The time for a Fairness Doctrine has passed, two Congressional Democrats tell CNS News in an interview today.  Senator Ben Cardin and Rep. Chris Van Hollen, both from Maryland, appeared skeptical that an initiative to reinstate the old control on political broadcasting could pass, and would be effective in any regard:

The government “has the responsibility” to make sure there are a “variety of opportunities for people to get information,” said Senator Ben Cardin (D-Md.) when asked about the Fairness Doctrine at the Democratic Senatorial Committee election night party on Tuesday.

Cardin and Rep. Chris Van Hollen (D-Md.) were asked if a station like the Washington, D.C.-based WMAL, which has a lineup of conservative hosts, including Chris Plante, Sean Hannity, Rush Limbaugh and Marc Levin, should be controlled by the government so they offer more balanced content.

“Well first of all, I think that a station should have a balanced approach. I think they are doing their listeners a service when they provide all sides to an issue, but quite frankly, there is more variety today than we’ve had in recent years,” Cardin said. “We have a lot of radio stations that are providing all different types of points of view, and I think there’s a lot of self-selection here. There’s a lot of listeners who are saying, ‘Look, we are going to listen to stations that are balanced,’ so I think the market in some respects is working this out.” …

“I think it’s increasingly difficult because it’s kind of like a balloon. In other words, even if you wanted to go there — and I’m not saying we do — but if you wanted to go there, when you squeeze one end of the balloon, you know, simply the conversation can just go to others,” [Van Hollen] said. “I think even if you wanted to go back to the Fairness Doctrine, technology may have passed it by.”

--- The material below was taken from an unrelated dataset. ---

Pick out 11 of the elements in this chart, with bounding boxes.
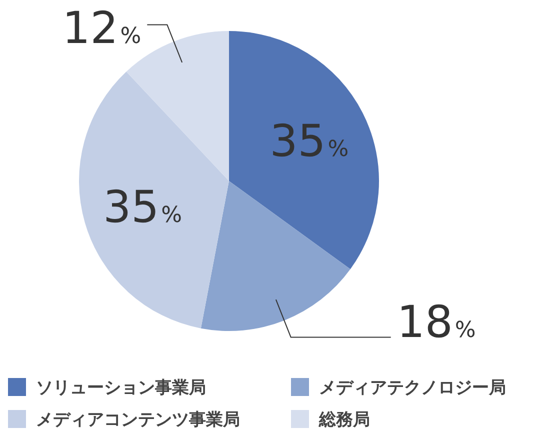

The Reagan administration ended the Fairness Doctrine twenty-one years ago, leading to a revival of the AM broadcast band, which had begun to die off with the explosion of access to FM and its superior signal quality for stereo music.  At that time, the Internet didn’t exist as a commercial entity, and cable television was still primarily a rural phenomenon, although it had already begun gaining ground in suburbs and cities.  Most people got information either through newspapers or regulated broadcast stations in television and radio.

Now, as Van Hollen points out, the world has changed.  With inexpensive broadband increasingly available to all consumers, information flows in many channels.  The Internet does not have federal content regulation or licensing requirements.  Except for explicitly illegal content such as child pornography and expressions of violent overthrow of the United States, anyone can express any opinion on the Internet, with only self-imposed limitations.  Cable and satellite television now dominate markets, most of which technically avoids FCC licensing regulations as well.  Satellite radio has begun to make its own inroads in markets as cable TV did a generation ago.

Only broadcast channels such as terrestrial television and radio fall under the FCC’s aegis now.  Imposing greater restrictions would inevitably lead to the demise of broadcasters, especially in the AM band.  Without politics, most of these stations would cease to exist, and Van Hollen correctly notes that the content would just move to another medium.  The FD would not keep anyone from accessing information that they wanted to get — it would just ensure job losses and irrelevance for AM radio.

It’s interesting to hear this from two Democrats.  While they didn’t want to take a firm position against the FD, it seems that a reinstatement is only popular with a subset of Democrats and not with the party as a whole.  Common sense about technology appears to be winning over partisan hackery — or at least we hope it does.  Make sure to let your representatives in Congress know that Cardin and Van Hollen are right.